Pilar slows down, then, and walks at a more relaxed pace, to give the carters behind herself time to catch up.
It's not too long afterward that Pilar hears a clopping sound approaching from behind herself.
This cart is moving at a fair pace (as one might expect, on priors, would be overrepresented in carts overtaking Pilar); it's drawn by two horses, instead of a single ox. The cart they draw is draped with hides, washed but neither cured nor tanned, and bears also a barrel overfull with fish. The man who steers the cart is large, muscular, bears a short sword at his hip; hides like these are more valuable by the pound than produce.
"Hail the road," Pilar calls to the carter, as he draws nearer her. "Have you place for a traveler to Ostenso?"
"That means the price is higher, not that you don't have a place available," Pilar says back, before she quite remembers that not everyone thinks as ilani do.
"Ha. Sure. If you're willing to spend two silver on it, I'd let you ride up here until I judge the horses are slowing or breathing heavier. Then you're back on the road, but you'd have a rest of it, anyways."
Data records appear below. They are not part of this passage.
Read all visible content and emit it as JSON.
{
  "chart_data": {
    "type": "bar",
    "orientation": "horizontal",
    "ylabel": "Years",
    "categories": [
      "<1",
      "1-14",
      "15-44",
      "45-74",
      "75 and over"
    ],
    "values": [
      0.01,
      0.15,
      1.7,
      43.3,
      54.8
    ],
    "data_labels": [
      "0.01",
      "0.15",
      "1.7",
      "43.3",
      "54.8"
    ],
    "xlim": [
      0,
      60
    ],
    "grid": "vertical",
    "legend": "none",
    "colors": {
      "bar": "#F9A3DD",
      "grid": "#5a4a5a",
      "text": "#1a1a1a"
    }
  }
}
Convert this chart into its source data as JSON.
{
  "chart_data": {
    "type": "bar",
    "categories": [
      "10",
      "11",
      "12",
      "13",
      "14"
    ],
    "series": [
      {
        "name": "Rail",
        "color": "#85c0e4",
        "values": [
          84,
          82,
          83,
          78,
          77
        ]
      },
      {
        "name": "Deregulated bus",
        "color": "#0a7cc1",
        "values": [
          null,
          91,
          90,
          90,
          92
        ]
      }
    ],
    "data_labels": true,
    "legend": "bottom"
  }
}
Money in that amount means nothing to her, anymore. "Accepted."
It's only then that Pilar realizes, just like a silly princess in a story, that most of her money is in platinum - Project Lawful in the old days didn't want Keltham seeing that Chelish paper currency was backed in souls on the markets of Dis. Even the paper currency she does have isn't in denominations smaller than five gold.
She reaches into her robes and finds a gold piece, as is, literally, the least valuable exchangeable thing she's carrying.
Pilar waits until she's already on the cart to hand it over and ask him if he's got change.
He's already wary and blank, and if this question produces any increase in wariness, it's not noticeable.
Suppose he doesn't have change. What then, hm?
"Maybe I've been hanging out too much with the wrong crowd, these last four months. But I can't help but think that the obvious thing to do would be for both of us to generate numbers between one and five, and if they're the same, you keep the gold piece, and otherwise, you give it back. One chance in five of a gold piece is equivalent to two silver."